When I went to Auburn I was exposed to Jazz and the blues when I attended a Count Basie concert. Another concert was a Big Band and rock and roll. As a result, my tastes in music are a mixed bag of classics, jazz, blues to rock and roll. No rap or country music for me. Even though I grew up having to watch Dolly on the Porter Wagner Show saying ‘bright shiny stripes in boxes of Breeze, and the Grand Ole Opry I do not like country. Maybe that is why I’m not a fan.
After moving back home I started attending the Shoals Symphony concerts at Grace Episcopal Church in Sheffield. The orchestra was the brain child of Betty Dardess and the Tennessee Valley Art Center. Jesse Joiner was its first conductor. In 1985 the Shoals Symphony Orchestra was incorporated as a 501C entity. Over the years the quality of the music has become better and better. Current Director Viljar P. Weimann has taken the symphony from a community based to part of the faculty at the University of North Alabama as of 2002.
Last December, International composer and conductor Roger Briggs, a native of Florence, was commissioned by the Symphony to compose a piece celebrating the 30th anniversary of the Shoals Symphony at UNA. The world premiere of Symphony No. 2 “The Shoals” was presented at the concert.

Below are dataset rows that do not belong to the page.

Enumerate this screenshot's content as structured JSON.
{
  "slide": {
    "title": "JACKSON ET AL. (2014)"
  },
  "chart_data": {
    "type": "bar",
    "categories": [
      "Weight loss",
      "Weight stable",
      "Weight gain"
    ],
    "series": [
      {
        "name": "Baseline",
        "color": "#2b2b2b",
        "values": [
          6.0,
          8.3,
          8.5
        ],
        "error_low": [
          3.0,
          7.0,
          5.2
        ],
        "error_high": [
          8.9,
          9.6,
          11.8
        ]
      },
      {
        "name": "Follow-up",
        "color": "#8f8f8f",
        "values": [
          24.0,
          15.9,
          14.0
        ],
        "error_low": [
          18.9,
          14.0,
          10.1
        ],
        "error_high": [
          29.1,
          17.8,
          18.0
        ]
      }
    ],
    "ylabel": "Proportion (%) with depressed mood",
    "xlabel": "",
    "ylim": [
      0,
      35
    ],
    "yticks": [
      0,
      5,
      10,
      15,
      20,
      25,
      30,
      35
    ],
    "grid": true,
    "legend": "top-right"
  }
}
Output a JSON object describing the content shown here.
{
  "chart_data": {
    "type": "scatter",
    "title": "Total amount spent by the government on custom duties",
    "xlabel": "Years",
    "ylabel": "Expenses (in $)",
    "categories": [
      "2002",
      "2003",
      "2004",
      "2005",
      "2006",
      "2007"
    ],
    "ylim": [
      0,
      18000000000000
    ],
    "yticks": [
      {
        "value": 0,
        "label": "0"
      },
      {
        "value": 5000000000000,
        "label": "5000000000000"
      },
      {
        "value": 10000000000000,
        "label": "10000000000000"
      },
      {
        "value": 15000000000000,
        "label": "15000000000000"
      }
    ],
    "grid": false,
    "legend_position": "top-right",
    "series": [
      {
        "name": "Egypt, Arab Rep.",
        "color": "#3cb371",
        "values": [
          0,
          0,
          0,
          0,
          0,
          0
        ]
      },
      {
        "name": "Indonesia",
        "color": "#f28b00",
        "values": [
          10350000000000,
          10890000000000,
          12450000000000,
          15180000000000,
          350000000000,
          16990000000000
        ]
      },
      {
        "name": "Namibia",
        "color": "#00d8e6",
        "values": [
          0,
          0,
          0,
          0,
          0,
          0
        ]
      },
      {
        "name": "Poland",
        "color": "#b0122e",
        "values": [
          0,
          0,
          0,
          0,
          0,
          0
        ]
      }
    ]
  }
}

The next concert by the Shoals Symphony at UNA will be on Sunday March 10 at 2 PM at Norton Auditorium. They will be joined by the Florence High School Orchestra. The symphony will perform Gershwin’s “Cuban Overture” which will feature traditional Cuban percussion instruments. I think of Ricky Ricardo on his congo drum when I hear traditional Cuban percussion instruments. Ian McCollum and Andrew Mills, winners of the UNA Collegiate Artist Solo Competition will also perform. The press release had the pieces that they will play, but my fingers had trouble typing all those fancy words.
Come Sunday, I’ll be there trying to remember which cartoon each piece goes with.